The five second rule is an approximation (it’s easy to construct cases where a person, say, stares at a screen for 1 minute without touching their computer), but we believe we’ve collected compelling evidence that it correctly measures the vast majority of time spent, and it provides a good measurement for guaranteed time spent — it’s difficult to construct any scenario in which a visitor is measured as active by our system but isn’t actually looking at the page. It also meets the IAB standard for being a clear, consistently applied, evidence-based standard (contrasted with, for instance, a different approach in which per-user engagement models were built). It’s also worth noting that others have independently arrived at similar methodologies for measuring active engagement.It’s important to note, though, we made a few mistake early on that others might want to avoid:
- Measuring engagement as a binary variable across a ping interval: For the most part, our code pings measurements back to our servers every 15 seconds (more on that later). An early attempt at measuring engaged time, recorded a visitor as either engaged for 15 seconds (if they’re interacted with the site at all since the last ping) or 0 seconds (if not). That gives undue credit if, for instance, a visitor engages just before a ping goes out.

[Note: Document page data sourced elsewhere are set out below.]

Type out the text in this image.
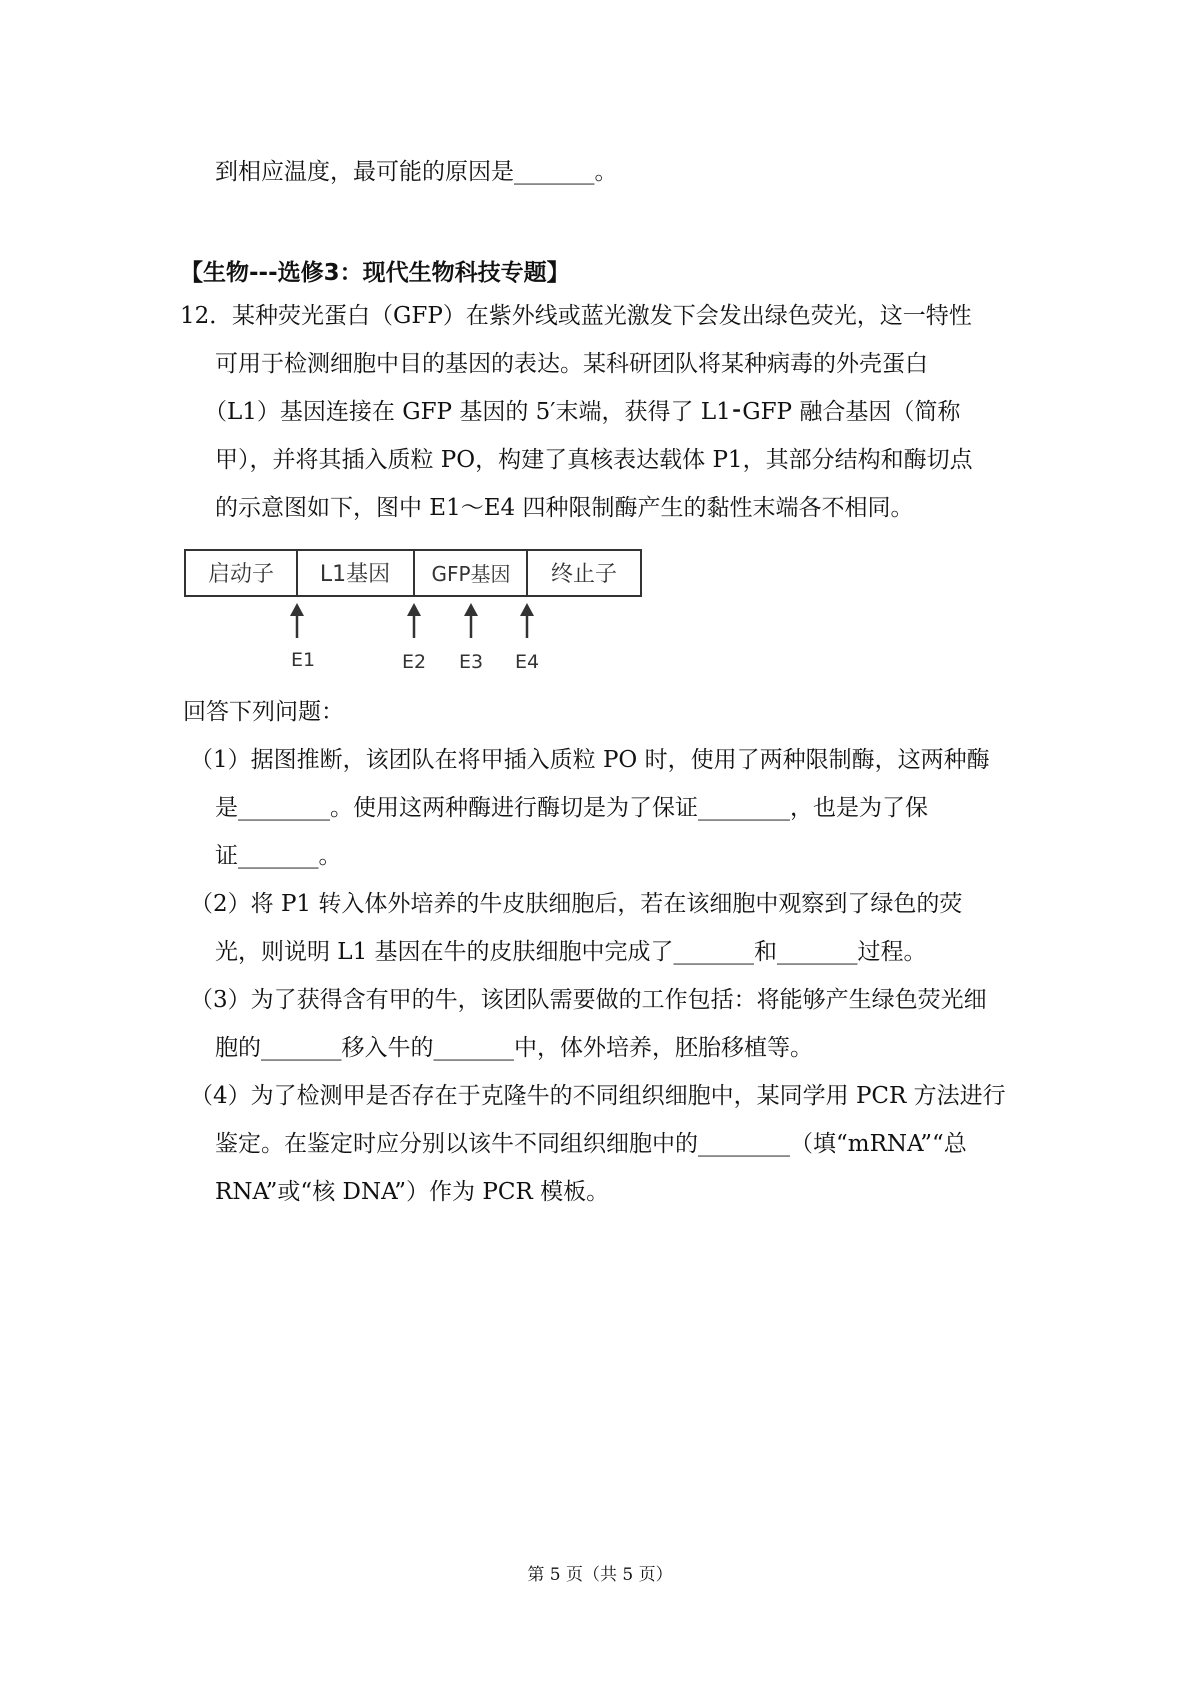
到相应温度，最可能的原因是_______。
【生物---选修3：现代生物科技专题】
12． 某种荧光蛋白（GFP）在紫外线或蓝光激发下会发出绿色荧光，这一特性
可用于检测细胞中目的基因的表达。某科研团队将某种病毒的外壳蛋白
（L1）基因连接在 GFP 基因的 5′末端，获得了 L1⁃GFP 融合基因（简称
甲），并将其插入质粒 PO，构建了真核表达载体 P1，其部分结构和酶切点
的示意图如下，图中 E1～E4 四种限制酶产生的黏性末端各不相同。
启动子 L1基因 GFP基因 终止子
E1	E2 E3 E4
回答下列问题：
（1）据图推断，该团队在将甲插入质粒 PO 时，使用了两种限制酶，这两种酶
是________。使用这两种酶进行酶切是为了保证________，也是为了保
证_______。
（2）将 P1 转入体外培养的牛皮肤细胞后，若在该细胞中观察到了绿色的荧
光，则说明 L1 基因在牛的皮肤细胞中完成了_______和_______过程。
（3）为了获得含有甲的牛，该团队需要做的工作包括：将能够产生绿色荧光细
胞的_______移入牛的_______中，体外培养，胚胎移植等。
（4）为了检测甲是否存在于克隆牛的不同组织细胞中，某同学用 PCR 方法进行
鉴定。在鉴定时应分别以该牛不同组织细胞中的________（填“mRNA”“总
RNA”或“核 DNA”）作为 PCR 模板。
第 5 页（共 5 页）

- Tracking too many interactions (especially on mobile): When we initially began tracking mobile sites, we thought we’d listen to every possible user interaction event to ensure we didn’t miss engagement. We quickly had to change course, though, after hearing customer complaints that our event listeners were adversely affecting site interactions. There’s a balance between tracking every possible event and ensuring the performance of clients’ sites.
- Not correcting for prerender/prefetch: Before the MRC, we’d never seriously considered correcting for prerendering (browsers such as Chrome can render pages before you actually visit them to improve page load time). Having done it: in short, you need to do this if you want to count at all correctly.
- Not considering edge cases: Does your code correctly measure if a person has two monitors? If the height of the browser is less than the height of an ad? If the person is using IE 6? If a virtual page change occurs or an ad refreshes, are you attributing measurements to the right entity?
- When a visitor is active on a page, we ping data back every 15 seconds of wall clock time.
- If they go idle, by definition our numbers (except raw time on page) aren’t updating, so there’s no need to ping as frequently. We use an exponential backoff — pinging every 30 seconds, then 60 seconds, then two minutes, etc — and immediately bounce back to our 15 second timing if a visitor reengages with the page.
- When a qualifying event occurs, we ping that data immediately to ensure that we record all instances of these events. Currently qualifying events are data about a new ad impression being served coming in and the IAB viewability standard being met for an ad.
- We also hook into the onbeforeunload event, which is called when a visitor exits a page, and send a “hail Mary” ping as the person exits — because the page is unloading there’s no guarantee that the ping request will complete, but it’s a best effort attempt to get the visitor’s final state across in the case that they never visit another page on the site (in which case the method described in (4) isn’t able to help).